CEO da Apple participou da reunião anual de acionistas da Berkshire Hathaway, de Warren Buffett, no último fim de semana   

Tim Cook, CEO da Apple
(Jason Reed/Reuters)

SÃO PAULO - “Em relação a privacidade nós somos totalmente diferentes. Não temos acesso aos dados dos usuários. Nós estamos do lado dos consumidores. Cuidamos e atualizamos nossas plataformas. E nós apoiamos a neutralidade da rede”, afirmou Tim Cook, CEO da Apple, após a reunião anual de acionistas da Berkshire Hathaway, de Warren Buffett, no último fim de semana.

O comentário, feito em entrevista à CNBC, pode ser lido como uma alfinetada em outras empresas de tecnologia, algumas delas publicamente envolvidas em escândalos de privacidade - principalmente o Facebook. 

Quando o tema privacidade de dados vem à tona, Facebook vem logo em seguida, dadas as polêmicas com o vazamentos de informações pessoais dos usuários.  

Cook reafirmou que a Apple trabalha para proteger os dados dos usuários. "É fundamental pensar em proteger os dados porque trabalhamos para o consumidor. Então, se convencermos você de comprar um iPhone, vamos ganhar um pouco de dinheiro. Mas não vamos usar o usuário como produto. Para nós isso é muito importante".

Ainda, Cook diz se sentir frustrado em relação ao tratamento que as empresas de tecnologia estão recebendo. “A tecnologia é dada como monolítica. Mas ela não é. Isso seria como dizer: ‘todos os restaurantes são iguais’ ou ‘todas as redes de TV são iguais’. Você sabe, todos eles têm sua própria personalidade e características, e assim por diante”, disse o executivo.

Novas empresas a cada duas ou três semanas

Segundo Cook, em primeiro lugar, a Apple “cuida de seus funcionários e da empresa e do futuro da empresa”. E tem investido muito nos EUA e em outros países.
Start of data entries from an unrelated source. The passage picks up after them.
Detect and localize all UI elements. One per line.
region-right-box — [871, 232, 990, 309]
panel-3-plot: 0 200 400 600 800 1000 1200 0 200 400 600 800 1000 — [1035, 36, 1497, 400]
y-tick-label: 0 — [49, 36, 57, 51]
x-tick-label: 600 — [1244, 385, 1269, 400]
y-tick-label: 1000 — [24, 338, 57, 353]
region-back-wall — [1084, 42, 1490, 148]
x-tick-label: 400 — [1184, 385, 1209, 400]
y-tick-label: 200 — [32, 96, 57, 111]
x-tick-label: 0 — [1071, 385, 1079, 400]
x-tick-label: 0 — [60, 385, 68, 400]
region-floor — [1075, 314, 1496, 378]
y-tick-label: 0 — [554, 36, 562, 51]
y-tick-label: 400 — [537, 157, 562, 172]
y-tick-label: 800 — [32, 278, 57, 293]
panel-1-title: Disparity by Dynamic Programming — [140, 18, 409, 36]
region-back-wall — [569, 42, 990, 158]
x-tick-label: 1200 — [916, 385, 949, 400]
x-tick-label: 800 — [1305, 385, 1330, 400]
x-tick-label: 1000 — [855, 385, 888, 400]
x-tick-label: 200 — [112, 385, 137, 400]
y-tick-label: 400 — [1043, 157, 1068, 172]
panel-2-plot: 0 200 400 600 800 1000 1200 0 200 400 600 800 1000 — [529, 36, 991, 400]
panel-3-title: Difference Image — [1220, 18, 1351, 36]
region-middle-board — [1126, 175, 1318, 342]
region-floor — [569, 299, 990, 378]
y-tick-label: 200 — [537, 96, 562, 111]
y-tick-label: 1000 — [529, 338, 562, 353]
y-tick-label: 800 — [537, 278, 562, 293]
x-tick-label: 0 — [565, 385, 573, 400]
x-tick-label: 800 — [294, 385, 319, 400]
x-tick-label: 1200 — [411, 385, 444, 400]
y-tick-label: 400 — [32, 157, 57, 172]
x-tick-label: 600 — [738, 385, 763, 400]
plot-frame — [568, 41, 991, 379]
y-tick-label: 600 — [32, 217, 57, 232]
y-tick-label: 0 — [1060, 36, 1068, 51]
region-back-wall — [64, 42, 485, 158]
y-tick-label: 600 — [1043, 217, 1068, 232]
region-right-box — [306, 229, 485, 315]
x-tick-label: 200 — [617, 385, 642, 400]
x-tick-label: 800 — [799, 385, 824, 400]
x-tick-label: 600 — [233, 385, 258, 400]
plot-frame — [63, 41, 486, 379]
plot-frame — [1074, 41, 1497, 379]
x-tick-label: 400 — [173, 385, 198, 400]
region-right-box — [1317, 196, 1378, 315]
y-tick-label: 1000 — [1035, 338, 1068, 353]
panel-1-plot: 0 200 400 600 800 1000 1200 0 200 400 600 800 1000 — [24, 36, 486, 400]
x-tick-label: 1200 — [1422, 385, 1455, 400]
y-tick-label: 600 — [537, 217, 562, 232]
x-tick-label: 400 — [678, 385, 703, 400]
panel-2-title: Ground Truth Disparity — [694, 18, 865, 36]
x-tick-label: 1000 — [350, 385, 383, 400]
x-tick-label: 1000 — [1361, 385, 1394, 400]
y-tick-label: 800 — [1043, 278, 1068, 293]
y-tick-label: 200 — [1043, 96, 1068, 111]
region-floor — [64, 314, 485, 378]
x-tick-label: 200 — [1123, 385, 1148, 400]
“Gastaremos US $ 350 bilhões nos Estados Unidos. E acabamos de fazer uma expansão em Austin, no Texas. Se tivermos dinheiro sobrando, procuramos ver o que mais podemos fazer. Nós adquirimos tudo o que precisamos que pode se encaixar e tem um propósito estratégico para isso. Assim, adquirimos uma empresa em média, a cada duas ou três semanas”, afirmou Cook.

Segundo ele, esse ritmo de aquisição é para empresas pequenas e geralmente a compra não é anunciada. “Estamos procurando principalmente talentos e propriedade intelectual. Compramos cerca de 20 a 25 empresas nos últimos seis meses. É uma questão de valores investir em nós mesmos e investir na Apple”, diz.

Tecnologia x consumo

Buffett e outros investidores enxergam a Apple como uma empresa de consumo, não como uma empresa de tecnologia - e embora Cook entenda que a empresa é de tecnologia, aprecia essa perspectiva do investidor bilionário. 

"Estamos na indústria de tecnologia, mas trabalhamos nessa interseção de tecnologia e consumo. E assim criamos produtos para as pessoas. O consumidor está no centro do que fazemos. Mas eu gosto do fato de ele [Buffett] nos olhar assim [como empresa de consumo], porque queremos que os consumidores nos olhem assim também", diz.